La sorpresa e il clima delle ultime ore
Ma il punto più significativo riguarda il momento in cui tutto cambia. La richiesta di dimissioni, racconta Kunz, sarebbe arrivata in modo del tutto inaspettato: un vero “fulmine a ciel sereno”. Un elemento che spiega anche la resistenza iniziale della ministra, che fino all’ultimo non sembrava intenzionata a lasciare il proprio incarico.
Secondo il compagno, Santanchè avrebbe provato a tenere la posizione per mandare un messaggio chiaro: non legare la sua uscita di scena alla sconfitta del referendum. Un tentativo di distinguere la propria vicenda da quella di Andrea Delmastro e Giusi Bartolozzi, dimissionari nei giorni precedenti. Una linea che però, con il passare delle ore, è diventata sempre più difficile da sostenere.
Il confronto con Meloni
La svolta arriva dopo un confronto diretto tra Santanchè e Meloni. Un colloquio, anche telefonico, che avrebbe chiarito definitivamente la situazione e portato alla decisione finale.

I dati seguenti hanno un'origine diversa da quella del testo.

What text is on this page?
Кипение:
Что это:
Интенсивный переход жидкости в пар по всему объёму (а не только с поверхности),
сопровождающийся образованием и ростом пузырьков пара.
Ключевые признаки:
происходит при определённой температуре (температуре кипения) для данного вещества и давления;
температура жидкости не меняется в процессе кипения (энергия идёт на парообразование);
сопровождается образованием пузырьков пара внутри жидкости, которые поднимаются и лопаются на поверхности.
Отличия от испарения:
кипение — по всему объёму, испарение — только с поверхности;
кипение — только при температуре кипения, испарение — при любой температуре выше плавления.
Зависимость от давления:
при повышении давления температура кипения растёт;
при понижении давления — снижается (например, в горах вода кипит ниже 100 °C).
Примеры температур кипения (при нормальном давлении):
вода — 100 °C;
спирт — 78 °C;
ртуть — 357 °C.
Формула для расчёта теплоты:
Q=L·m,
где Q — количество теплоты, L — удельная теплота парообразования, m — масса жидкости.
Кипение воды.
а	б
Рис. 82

Da quel momento, il passo indietro diventa inevitabile. Nonostante la difesa pubblica, Kunz ammette che la decisione è stata presa con fatica. “Ci teneva a restare”, spiega, sottolineando come l’addio non fosse nei piani iniziali. Un dettaglio che rafforza l’idea di una dimissione non spontanea, ma maturata sotto pressione politica.
Un finale che lascia strascichi
Le parole del compagno restituiscono un’immagine diversa delle dimissioni: non solo un atto istituzionale, ma una scelta vissuta anche sul piano umano. E che, almeno per ora, lascia ancora aperti interrogativi e tensioni sul piano politico.